People using assistive technology may not be able to fully access information in these files. For additional assistance, please contact us.
To systematically review evidence addressing the management of postpartum hemorrhage (PPH), including evidence for the benefits and harms of nonsurgical and surgical treatments, interventions for anemia after PPH is resolved, and effects of systems-level interventions.
We searched the MEDLINE®, Embase, and Cumulative Index to Nursing and Allied Health Literature (CINAHL®) databases for articles published in English since 1990.
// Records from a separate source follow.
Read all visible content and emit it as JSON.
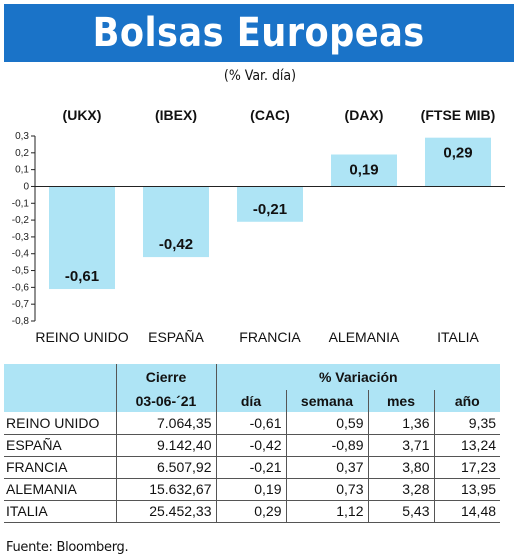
{
  "header": {
    "title": "Bolsas Europeas",
    "subtitle": "(% Var. día)"
  },
  "colors": {
    "title_bg": "#1a73c8",
    "bar": "#aee4f5",
    "table_header": "#aee4f5"
  },
  "chart_data": {
    "type": "bar",
    "indices": [
      "(UKX)",
      "(IBEX)",
      "(CAC)",
      "(DAX)",
      "(FTSE MIB)"
    ],
    "categories": [
      "REINO UNIDO",
      "ESPAÑA",
      "FRANCIA",
      "ALEMANIA",
      "ITALIA"
    ],
    "values": [
      -0.61,
      -0.42,
      -0.21,
      0.19,
      0.29
    ],
    "value_labels": [
      "-0,61",
      "-0,42",
      "-0,21",
      "0,19",
      "0,29"
    ],
    "ylim": [
      -0.8,
      0.3
    ],
    "yticks": [
      0.3,
      0.2,
      0.1,
      0,
      -0.1,
      -0.2,
      -0.3,
      -0.4,
      -0.5,
      -0.6,
      -0.7,
      -0.8
    ],
    "ytick_labels": [
      "0,3",
      "0,2",
      "0,1",
      "0",
      "-0,1",
      "-0,2",
      "-0,3",
      "-0,4",
      "-0,5",
      "-0,6",
      "-0,7",
      "-0,8"
    ],
    "grid": false,
    "legend": "none"
  },
  "table": {
    "group_headers": {
      "close": "Cierre",
      "variation": "% Variación"
    },
    "sub_headers": {
      "date": "03-06-´21",
      "day": "día",
      "week": "semana",
      "month": "mes",
      "year": "año"
    },
    "rows": [
      {
        "country": "REINO UNIDO",
        "close": "7.064,35",
        "day": "-0,61",
        "week": "0,59",
        "month": "1,36",
        "year": "9,35"
      },
      {
        "country": "ESPAÑA",
        "close": "9.142,40",
        "day": "-0,42",
        "week": "-0,89",
        "month": "3,71",
        "year": "13,24"
      },
      {
        "country": "FRANCIA",
        "close": "6.507,92",
        "day": "-0,21",
        "week": "0,37",
        "month": "3,80",
        "year": "17,23"
      },
      {
        "country": "ALEMANIA",
        "close": "15.632,67",
        "day": "0,19",
        "week": "0,73",
        "month": "3,28",
        "year": "13,95"
      },
      {
        "country": "ITALIA",
        "close": "25.452,33",
        "day": "0,29",
        "week": "1,12",
        "month": "5,43",
        "year": "14,48"
      }
    ]
  },
  "source": "Fuente: Bloomberg."
}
We included comparative studies of nonsurgical and surgical interventions to manage PPH published in English from 1990 to November 2014 and conducted in high-resource countries. We also included case series addressing harms of interventions and benefits and harms of procedures and surgeries for PPH, as these interventions are unlikely to be addressed in randomized studies. Two investigators independently screened studies against predetermined inclusion criteria (including study design, country of conduct, and outcomes addressed) and independently rated the quality of included studies. We extracted data into evidence and summary tables and summarized them qualitatively.
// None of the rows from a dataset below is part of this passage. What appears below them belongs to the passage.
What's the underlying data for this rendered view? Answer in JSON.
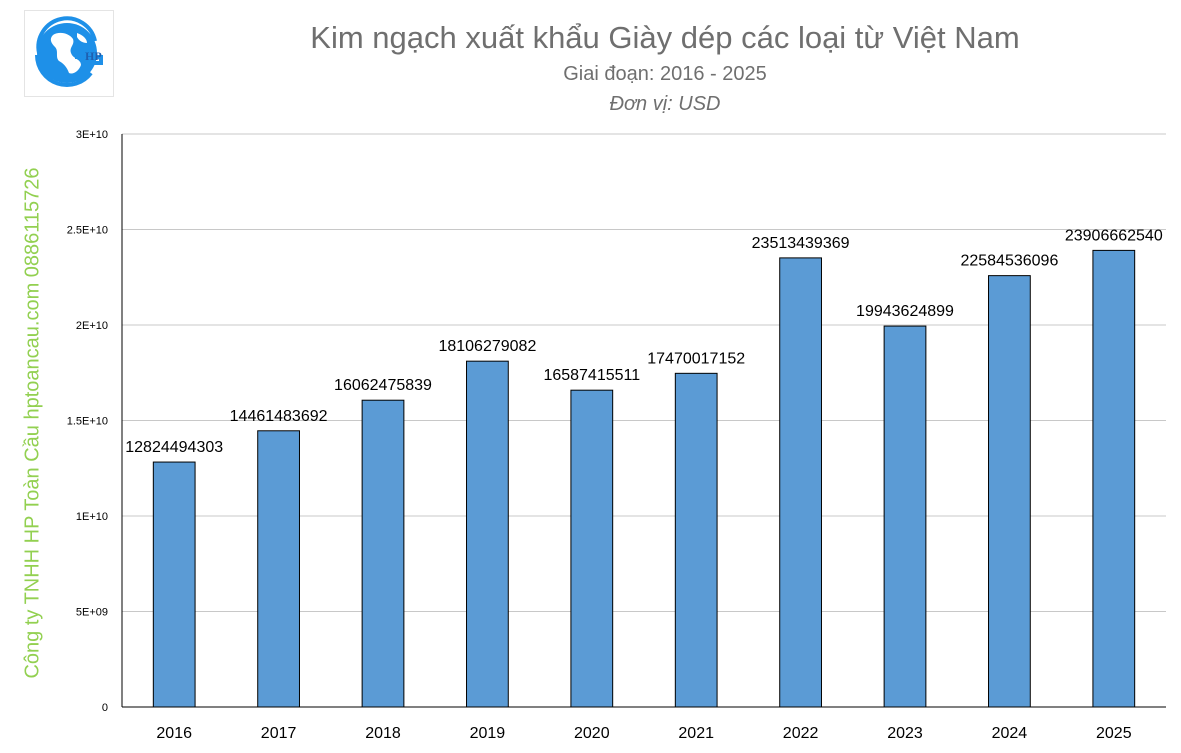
{
  "chart_data": {
    "type": "bar",
    "title": "Kim ngạch xuất khẩu Giày dép các loại từ Việt Nam",
    "subtitle": "Giai đoạn: 2016 - 2025",
    "unit_label": "Đơn vị: USD",
    "xlabel": "",
    "ylabel": "",
    "categories": [
      "2016",
      "2017",
      "2018",
      "2019",
      "2020",
      "2021",
      "2022",
      "2023",
      "2024",
      "2025"
    ],
    "values": [
      12824494303,
      14461483692,
      16062475839,
      18106279082,
      16587415511,
      17470017152,
      23513439369,
      19943624899,
      22584536096,
      23906662540
    ],
    "value_labels": [
      "12824494303",
      "14461483692",
      "16062475839",
      "18106279082",
      "16587415511",
      "17470017152",
      "23513439369",
      "19943624899",
      "22584536096",
      "23906662540"
    ],
    "ylim": [
      0,
      30000000000
    ],
    "yticks": [
      0,
      5000000000,
      10000000000,
      15000000000,
      20000000000,
      25000000000,
      30000000000
    ],
    "ytick_labels": [
      "0",
      "5E+09",
      "1E+10",
      "1.5E+10",
      "2E+10",
      "2.5E+10",
      "3E+10"
    ],
    "grid": true,
    "legend": "none",
    "colors": {
      "bar": "#5b9bd5",
      "bar_edge": "#000000",
      "grid": "#c8c8c8",
      "axis": "#000000"
    }
  },
  "watermark": "Công ty TNHH HP Toàn Cầu hptoancau.com 0886115726",
  "watermark_color": "#92d050",
  "logo": {
    "text": "HP",
    "name": "hp-toan-cau-logo"
  }
}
We identified a total of 68 unique studies. Sixty-one studies addressed effectiveness outcomes: none of good quality, 23 fair, and 38 poor. Fifty studies reported harms of interventions for PPH management: 11 good quality and 39 poor. Few studies addressed pharmacologic or medical management, including transfusion for supportive management of ongoing PPH, and evidence is insufficient to comment on effects of such interventions. The success of uterine-sparing techniques, such as uterine balloon tamponade, embolization, uterine compression sutures, and uterine and other pelvic artery ligation, in controlling bleeding without the need for additional procedures or surgeries ranged from 36 to 98 percent. However, these data come from a limited number of studies with a small number of participants. Harms of interventions were diverse and not well understood. Studies suggested an association between recombinant activated factor VIIa and thromboembolic events, but sample sizes were small. Some studies with longer term followup reported adverse effects on future fertility and menstrual changes in women undergoing embolization. Studies also reported need for reoperation after hysterectomy. No study (out of two addressing such interventions) demonstrated benefits associated with transfusion or iron supplementation for anemia after PPH is stabilized. Systems-level interventions had little effect on reducing the incidence or severity of PPH or the need for transfusion or hysterectomy.
The literature addressing management of PPH comprises predominantly studies of poor quality. Diagnosis of PPH is subjective and management is urgent, often involving rapid and simultaneous initiation of interventions. Therefore, comparing the severity of PPH and trajectory of care across studies is challenging. Further research is needed across all interventions for PPH management.